Before Oracle 11g access to network services was controlled by granting privileges on packages such as UTL_HTTP, UTL_TCP, UTL_SMTP, and UTL_MAIL. After 11.1 Oracle introduced Application Control Lists (ACL) as part of their Application Security and has now added Application Control Entry (ACE).
If you run into the ORA-24247: network access denied by access control list (ACL) error you can use one of the following methods to resolve the error.
- The best solution to the ORA-24247 error is to create an ACE using the DBMS_NETWORK_ACL_ADMIN.APPEND_HOST_ACE procedure to grant access control privileges to a user. According to Oracle documentation, the procedure will append an access control entry with specified privilege to the ACL for the given host. If the ACL does not exist it will create it for you. The syntax for the procedure is listed below.
BEGIN DBMS_NETWORK_ACL_ADMIN.APPEND_HOST_ACE ( host => 'host_name', lower_port => null|port_number, upper_port => null|port_number, ace => ace_definition); END;
- host: can be either the ip address or the hostname. You can also use a wildcard for a domain or an IP subnet.
host => ‘mailhost.com’
host => ‘*.domain.com’
- lower_port and upper_port: these values are used to set the lower and upper port range. This is only used for the connect privilege and can be omitted for the resolve privilege.

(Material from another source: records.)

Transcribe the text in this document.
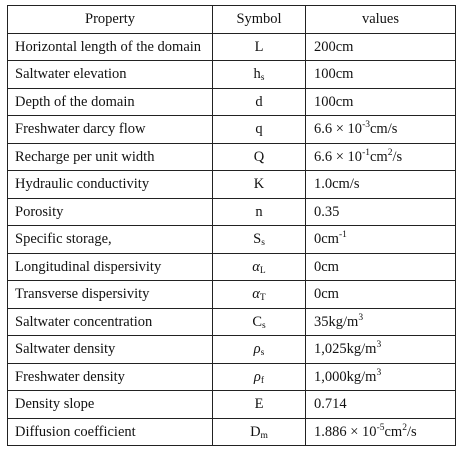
Property	Symbol	values
Horizontal length of the domain	L	200cm
Saltwater elevation	$h_s$	100cm
Depth of the domain	d	100cm
Freshwater darcy flow	q	$6.6 \times 10^{-3}cm/s$
Recharge per unit width	Q	$6.6 \times 10^{-1}cm^2/s$
Hydraulic conductivity	K	1.0cm/s
Porosity	n	0.35
Specific storage,	$S_s$	$0cm^{-1}$
Longitudinal dispersivity	$\alpha_L$	0cm
Transverse dispersivity	$\alpha_T$	0cm
Saltwater concentration	$C_s$	$35kg/m^3$
Saltwater density	$\rho_s$	$1,025kg/m^3$
Freshwater density	$\rho_f$	$1,000kg/m^3$
Density slope	E	0.714
Diffusion coefficient	$D_m$	$1.886 \times 10^{-5}cm^2/s$
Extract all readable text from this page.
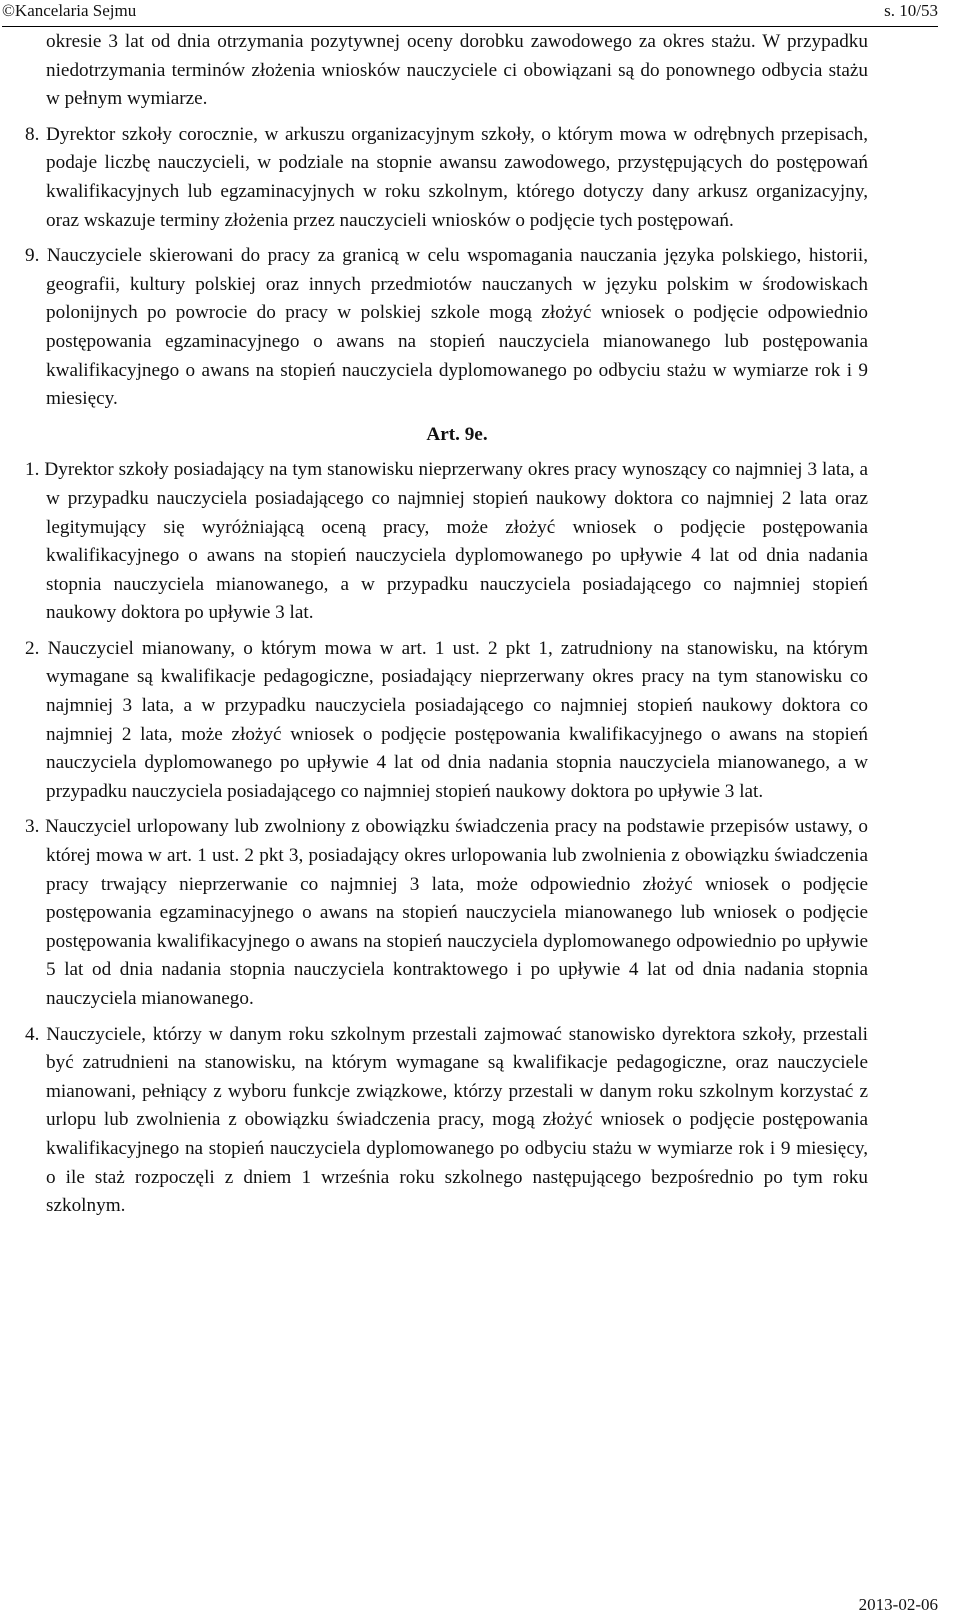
©Kancelaria Sejmu	s. 10/53

okresie 3 lat od dnia otrzymania pozytywnej oceny dorobku zawodowego za okres stażu. W przypadku niedotrzymania terminów złożenia wniosków nauczyciele ci obowiązani są do ponownego odbycia stażu w pełnym wymiarze.

8. Dyrektor szkoły corocznie, w arkuszu organizacyjnym szkoły, o którym mowa w odrębnych przepisach, podaje liczbę nauczycieli, w podziale na stopnie awansu zawodowego, przystępujących do postępowań kwalifikacyjnych lub egzaminacyjnych w roku szkolnym, którego dotyczy dany arkusz organizacyjny, oraz wskazuje terminy złożenia przez nauczycieli wniosków o podjęcie tych postępowań.

9. Nauczyciele skierowani do pracy za granicą w celu wspomagania nauczania języka polskiego, historii, geografii, kultury polskiej oraz innych przedmiotów nauczanych w języku polskim w środowiskach polonijnych po powrocie do pracy w polskiej szkole mogą złożyć wniosek o podjęcie odpowiednio postępowania egzaminacyjnego o awans na stopień nauczyciela mianowanego lub postępowania kwalifikacyjnego o awans na stopień nauczyciela dyplomowanego po odbyciu stażu w wymiarze rok i 9 miesięcy.

Art. 9e.

1. Dyrektor szkoły posiadający na tym stanowisku nieprzerwany okres pracy wynoszący co najmniej 3 lata, a w przypadku nauczyciela posiadającego co najmniej stopień naukowy doktora co najmniej 2 lata oraz legitymujący się wyróżniającą oceną pracy, może złożyć wniosek o podjęcie postępowania kwalifikacyjnego o awans na stopień nauczyciela dyplomowanego po upływie 4 lat od dnia nadania stopnia nauczyciela mianowanego, a w przypadku nauczyciela posiadającego co najmniej stopień naukowy doktora po upływie 3 lat.

2. Nauczyciel mianowany, o którym mowa w art. 1 ust. 2 pkt 1, zatrudniony na stanowisku, na którym wymagane są kwalifikacje pedagogiczne, posiadający nieprzerwany okres pracy na tym stanowisku co najmniej 3 lata, a w przypadku nauczyciela posiadającego co najmniej stopień naukowy doktora co najmniej 2 lata, może złożyć wniosek o podjęcie postępowania kwalifikacyjnego o awans na stopień nauczyciela dyplomowanego po upływie 4 lat od dnia nadania stopnia nauczyciela mianowanego, a w przypadku nauczyciela posiadającego co najmniej stopień naukowy doktora po upływie 3 lat.

3. Nauczyciel urlopowany lub zwolniony z obowiązku świadczenia pracy na podstawie przepisów ustawy, o której mowa w art. 1 ust. 2 pkt 3, posiadający okres urlopowania lub zwolnienia z obowiązku świadczenia pracy trwający nieprzerwanie co najmniej 3 lata, może odpowiednio złożyć wniosek o podjęcie postępowania egzaminacyjnego o awans na stopień nauczyciela mianowanego lub wniosek o podjęcie postępowania kwalifikacyjnego o awans na stopień nauczyciela dyplomowanego odpowiednio po upływie 5 lat od dnia nadania stopnia nauczyciela kontraktowego i po upływie 4 lat od dnia nadania stopnia nauczyciela mianowanego.

4. Nauczyciele, którzy w danym roku szkolnym przestali zajmować stanowisko dyrektora szkoły, przestali być zatrudnieni na stanowisku, na którym wymagane są kwalifikacje pedagogiczne, oraz nauczyciele mianowani, pełniący z wyboru funkcje związkowe, którzy przestali w danym roku szkolnym korzystać z urlopu lub zwolnienia z obowiązku świadczenia pracy, mogą złożyć wniosek o podjęcie postępowania kwalifikacyjnego na stopień nauczyciela dyplomowanego po odbyciu stażu w wymiarze rok i 9 miesięcy, o ile staż rozpoczęli z dniem 1 września roku szkolnego następującego bezpośrednio po tym roku szkolnym.

2013-02-06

If set to null then there are no port restrictions.
lower_port => 80
upper_port => 3999
- ace: You define the ACE by using the XS$ACE_TYPE constant with the following specifications.
- privilege_list: this can be one or more of the following, http, http_proxy, smtp, resolve, connect, jdwp. Enclose each privilege with single quotes and separate each with a comma.
- principal_name: enter either a database user or role.
- principal_type: enter xs_acl_ptype_db for a database user or role.
In this example, the user Scott is being granted network access to send SMTP to a host, mailhost.com, through the UTL_SMTP and UTL_MAIL packages.
BEGIN DBMS_NETWORK_ACL_ADMIN.APPEND_HOST_ACE ( HOST => 'mailhost.com', LOWER_PORT => NULL, UPPER_PORT => NULL, ACE => XS$ACE_TYPE(PRIVILEGE_LIST => xs$name_list('smtp'), PRINCIPAL_NAME => 'Scott', PRINCIPAL_TYPE => xs_acl.ptype_db ) ); END; /
- The second method for resolving the ORA-24247 error is to grant the user requesting network access the XDBADMIN role.
SQL> grant XDBADMIN to Scott;
This will grant an extra privilege to the Oracle user and is not recommended.